Amour Killing?
After winning the Palme d’Or at the Cannes Film Festival in May 2012, Michael Haneke’s Amour has received rave reviews from most reviewers, and more recently, an Oscar for Best Foreign Film. At first viewing, Amour seems like it could be a departure from Haneke’s other films, which ask the viewer to tolerate wanton violence or at least the ever-foreboding threat of violence. But one needs to simply expand the sense of “threat” to find that Haneke’s vision of “human-as-victim” is alive and well in Amour. One should not be misled, as many reviewers seem to be, with “love” in the title. Amour is at its core a film about one couple’s descent into a self-isolating cavern of caregiving, and a shocking conclusion to that descent.
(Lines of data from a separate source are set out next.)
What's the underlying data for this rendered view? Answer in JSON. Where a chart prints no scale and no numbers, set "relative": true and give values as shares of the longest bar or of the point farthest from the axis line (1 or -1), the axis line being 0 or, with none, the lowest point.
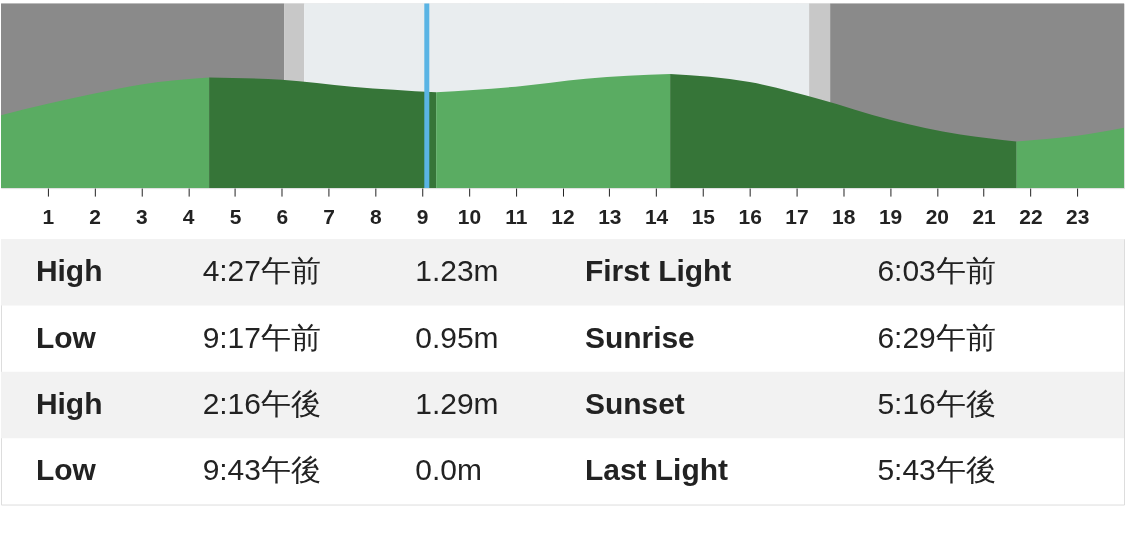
{
  "chart_data": {
    "type": "area",
    "relative": true,
    "xlim": [
      0,
      24
    ],
    "xticks": [
      1,
      2,
      3,
      4,
      5,
      6,
      7,
      8,
      9,
      10,
      11,
      12,
      13,
      14,
      15,
      16,
      17,
      18,
      19,
      20,
      21,
      22,
      23
    ],
    "grid": "x",
    "series": [
      {
        "color": "#5aac62",
        "x": [
          0,
          1,
          2,
          3,
          4.45
        ],
        "values": [
          0.64,
          0.74,
          0.83,
          0.91,
          0.97
        ]
      },
      {
        "color": "#367538",
        "x": [
          4.45,
          6,
          7.5,
          9.3
        ],
        "values": [
          0.97,
          0.95,
          0.89,
          0.84
        ]
      },
      {
        "color": "#5aac62",
        "x": [
          9.3,
          11,
          12.5,
          14.3
        ],
        "values": [
          0.84,
          0.89,
          0.96,
          1.0
        ]
      },
      {
        "color": "#367538",
        "x": [
          14.3,
          16,
          17.5,
          19,
          20.5,
          21.7
        ],
        "values": [
          1.0,
          0.93,
          0.78,
          0.6,
          0.47,
          0.41
        ]
      },
      {
        "color": "#5aac62",
        "x": [
          21.7,
          23,
          24
        ],
        "values": [
          0.41,
          0.46,
          0.53
        ]
      }
    ],
    "bands": [
      {
        "axis": "x",
        "from": 0,
        "to": 6.05,
        "color": "#8a8a8a"
      },
      {
        "axis": "x",
        "from": 6.05,
        "to": 6.48,
        "color": "#c8c8c8"
      },
      {
        "axis": "x",
        "from": 6.48,
        "to": 17.27,
        "color": "#e9edef"
      },
      {
        "axis": "x",
        "from": 17.27,
        "to": 17.72,
        "color": "#c8c8c8"
      },
      {
        "axis": "x",
        "from": 17.72,
        "to": 24,
        "color": "#8a8a8a"
      }
    ],
    "ref_lines": [
      {
        "axis": "x",
        "value": 9.1,
        "color": "#5ab4e4"
      }
    ],
    "annotations": [
      "High",
      "4:27午前",
      "1.23m",
      "First Light",
      "6:03午前",
      "Low",
      "9:17午前",
      "0.95m",
      "Sunrise",
      "6:29午前",
      "High",
      "2:16午後",
      "1.29m",
      "Sunset",
      "5:16午後",
      "Low",
      "9:43午後",
      "0.0m",
      "Last Light",
      "5:43午後"
    ]
  }
}
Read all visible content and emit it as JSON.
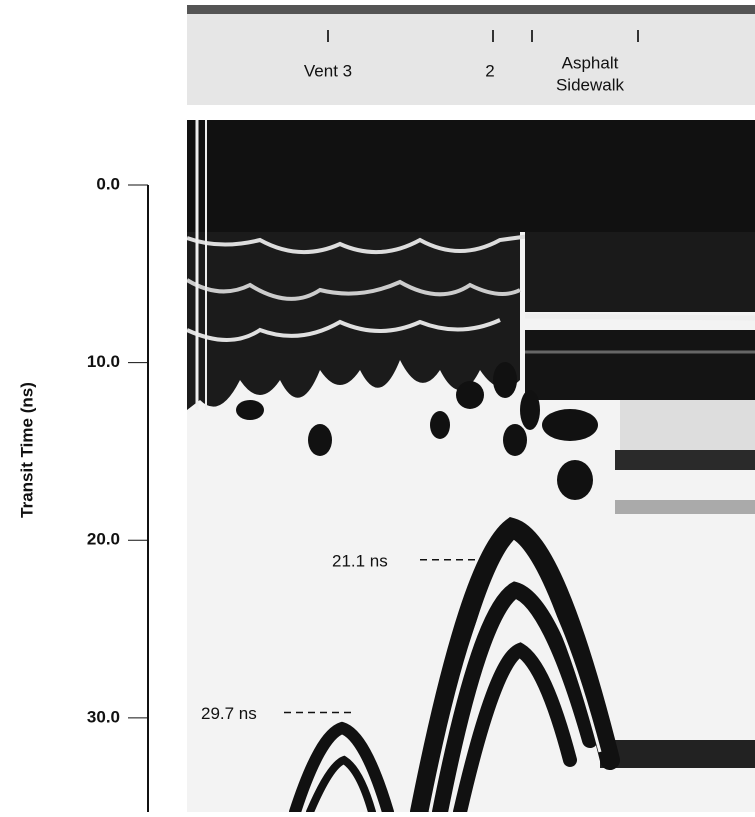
{
  "chart_data": {
    "type": "radargram",
    "y_label": "Transit Time (ns)",
    "ylim": [
      0,
      35.3
    ],
    "yticks": [
      {
        "value": 0,
        "label": "0.0"
      },
      {
        "value": 10,
        "label": "10.0"
      },
      {
        "value": 20,
        "label": "20.0"
      },
      {
        "value": 30,
        "label": "30.0"
      }
    ],
    "top_labels": [
      "Vent 3",
      "2",
      "Asphalt",
      "Sidewalk"
    ],
    "annotations": [
      {
        "value": 21.1,
        "label": "21.1 ns"
      },
      {
        "value": 29.7,
        "label": "29.7 ns"
      }
    ]
  }
}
From a technical standpoint, the film is masterfully done. The acting is superb. The scenes are allowed to play out in long takes within steady and beautifully composed camera frames. There is no external music track to help “guide” the viewer’s emotional response to the story. There is no complicated or tricky story line to appeal to our attention-deficit culture—but my attention was held irrevocably throughout the entire film. Certainly, not everyone will be attuned to watching how one Parisian couple handles the progressively disintegrating effects of a series of strokes, but for anyone interested in this as a potential component of the final transition out of this life, the film provides a powerful and unblinking view.